If you invest in stocks on the respective stock exchanges of these countries as a non-resident, there will be no withholding tax (WHT) on the dividends paid out, as per their domestic law.
Of course, depending on where you are tax resident, you might have to pay tax on the dividends as foreign-source income, but no tax will be withheld at source.
Australia* (only if dividends are "fully-franked"), Bahrain, Brazil, China* (incorporated offshore and listed on HK/US exchanges), Cyprus*, Estonia*, HK*, Hungary*, Jordan, Kuwait, Latvia*, Malaysia (excluding REITs), Malta*, Mauritius, Oman, Palestine, Qatar, Singapore*, Sri Lanka, Turkey* (REITs only), UK*, UAE*, Vietnam
Bermuda, Caymans, Ecuador, Fiji, Gibraltar, Iraq, Jersey, Guernsey, Isle of Man, Kosovo, Libya, Liechtenstein, Macau, Myanmar, St Lucia, Zimbabwe
US and Canada have high default WHT rates but have the following exceptions:
US* (0% for Canadians if done from Registered acct eg RRSP - excluding TFSA)
Canada* (0% for US residents if invest from registered acct)
*national currency can be traded on Interactive Brokers (IBKR)
source:
https://topforeignstocks.com/2022/01/19/dividend-withholding-tax-rates-by-country-for-2022
source:
https://taxsummaries.pwc.com/quick-charts/withholding-tax-wht-rates
Apparently the following countries have bilat agreements with US residents to pay 0% WHT
India*
Argentina
But if you are a US resident you will pay domestic tax so I didn't list them above
List of countries with 0% WHT rates with stock exchanges accessible from IBKR, subject to exceptions listed above
Australia, US, Can, Estonia, UK, Hungary, India, Singapore, HK
https://www.interactivebrokers.com.sg/en/whyib/global_access.php
Summary
If you want to pay 0% tax (both WHT and domestic tax) on dividend-paying stocks, you can invest in the following countries using IBKR:
Note: your tax residency would need to exempt foreign dividend income to achieve this (i.e. you live in a tax haven orterritorial tax country; have a remittance basis tax arrangement, or are investing from a registered investment account, or there is special rule to exempt foreign dividend income)
Australia (fully-franked dividends only)
Hungary
Estonia
UK
Singapore
Hong Kong
US (Chinese companies incorporated offshore and Canadian RRSPs)
Canada (US residents investing from registered accounts)
There are 2 strategies for generating cash-flow from stocks:
1. Buy dividend-paying stocks - you get immediate cash flow every few months and will pay tax at dividend rates in the same year
2. Buy non-dividend paying stocks and hold for the long term and sell as many as are needed when cashflow needs arise. - you will defer taxes until they are sold and will pay cap gains rates.
Apparently the research shows that, up to now, you have gotten a better total return from strategy 2 in the long run
I don't know if the analysis factors in taxes or not.
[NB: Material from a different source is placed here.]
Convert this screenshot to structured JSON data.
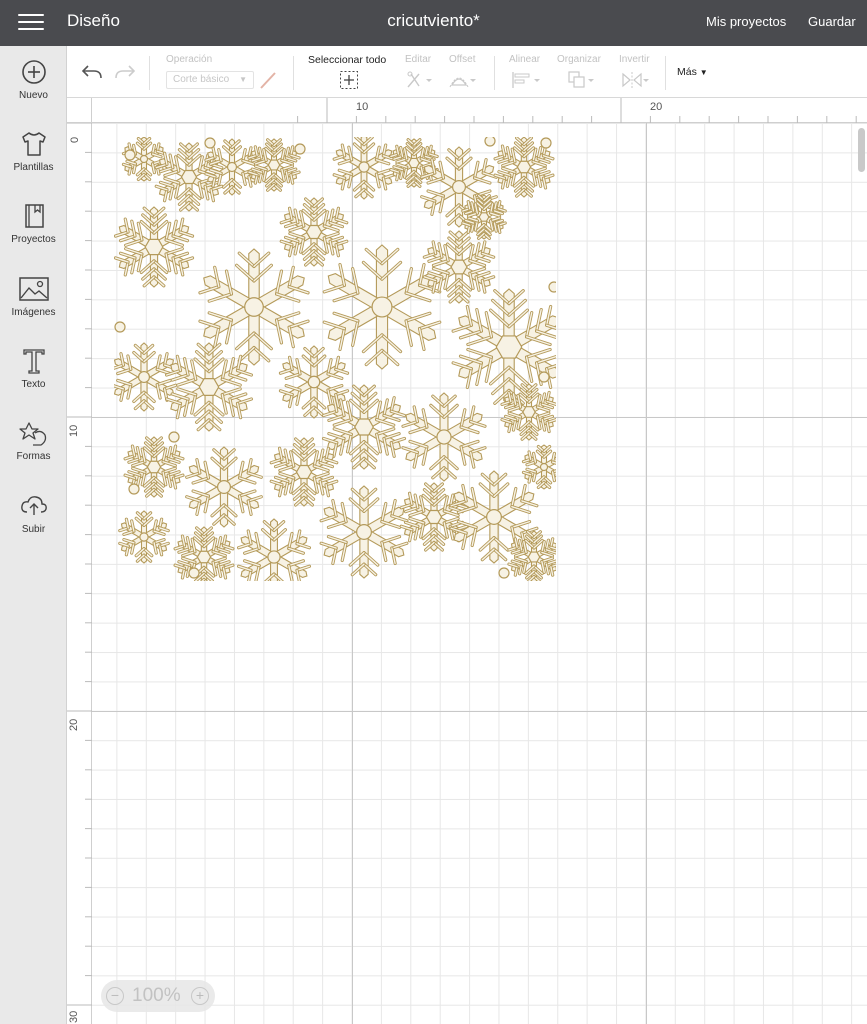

I doubt it does bc every country has different rates
Thoughts? Insights?
*This is my own research and is not financial advice. I am a retail investor with no financial certifications*
I should say that the above is only in theory. There might be details hidden in the domestic tax codes that are not apparent from these generic WHT tables. Any decision to buy on a foreign stock exchange should be made with a tax professional to confirm the above.
Also, I only researched what was accessible from the IBKR platform, bc it is regarded as the most global platform in scope. To buy on some of the more obscure exchanges you would have to check the account eligibility requirements with each exchange.